What Happens When We Don’t Have Enough Vitamin A
Vitamin A deficiency is relatively rare in the United States, but is commonly seen in third world or developing countries. The people most affected are young children and pregnant women. The most common symptom of vitamin A deficiency is the inability to see in low light. Persistent deficiency can lead to blindness.
Can I Have Too Much Vitamin A
Short answer is yes. Because vitamin A is a fat soluble vitamin, our bodies store it up in the liver. While having too much of the pro-vitamin A, the beta carotenes and those found in plants, does not show any problems, preformed vitamin A can be harmful, leading to dizziness, increased intracranial (head/brain) pressure, headaches, nausea, pain in the joints and bones, skin irritations, coma and death.³
The Recommended Vitamin A Intake By Age
The maximum amount of vitamin A that our bodies need differs with our age. Here are the daily recommended allowances (RDA) according to the U.S. Institute of Medicine of the National Academy of Sciences:
- Age 18 and Older: Men: 900mcg/3,000 units
- Women: 700mcg/2,300 units
- Pregnant Women Over Age 19: 770mcg/2,600 units
- Lactating Women Over 19: 1,300 mcg/4,300 units
- Children 1-3 Years Old: 300mcg/1,000 units
- Children 4-8 Years Old: 400 mcg/1,300 units
- Children 9-13 Years Old: 600mcg/2,000 units
- Children 14-18 Years Old: 750mcg/2,500 units
Eating 5 servings a day of fruits and vegetables will supply about 50-65% of the RDA of vitamin A. Most multivitamins contain vitamin A, and eating dairy and fish products will also increase your vitamin A.
When it comes to vitamins and minerals, vitamin A is essential.

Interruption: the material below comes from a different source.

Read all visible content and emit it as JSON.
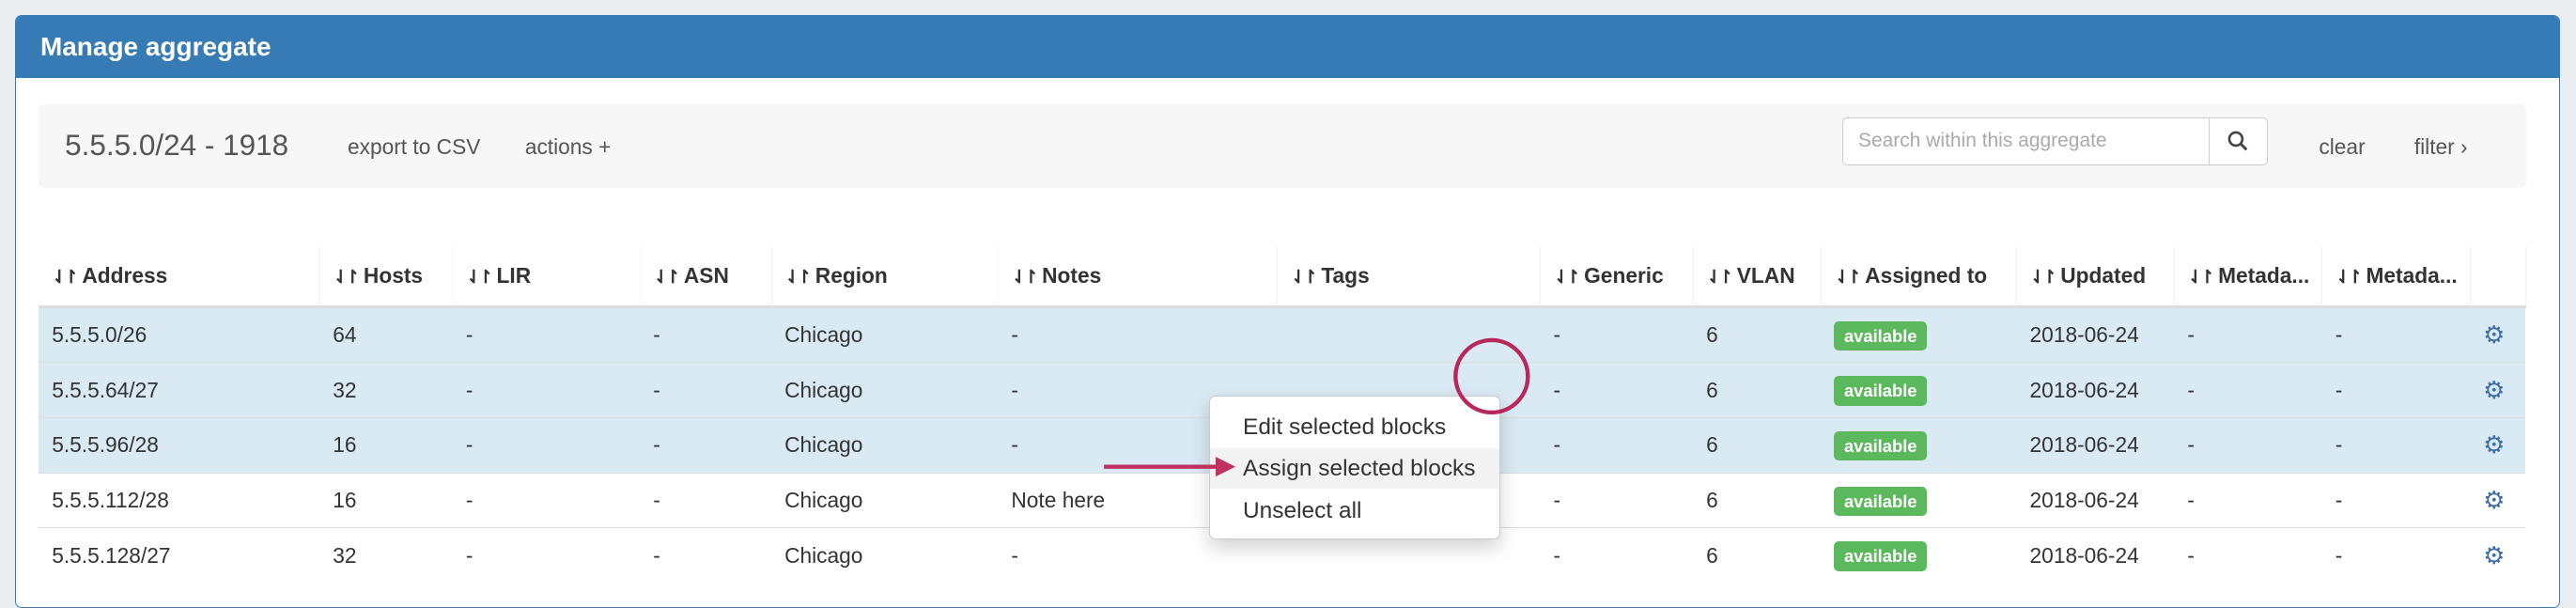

It helps maintain healthy vision, is a powerful anti-oxidant that helps repair and protect our bodies and cells from damage and chronic disease, supports our immune system and helps our organs develop and function properly. By using this guide to vitamin A, you will be able to have enough in your diet as well as understand its function.
¹ Albanes D, Heinonen OP, Taylor PR, et al. Alpha-Tocopherol and beta-carotene supplements and lung cancer incidence in the alpha-tocopherol, beta-carotene cancer prevention study: effects of base-line characteristics and study compliance. J Natl Cancer Inst. 1996; 88:1560-70.
² Vitamin D influences gap junctional communication in C3H/10T View the MathML source murine fibroblast cells. FEBS Letters. Volume 352, Issue 1, 19 September 1994, Pages 1–3.
³ Dietary Reference Intakes for Calcium and Vitamin D.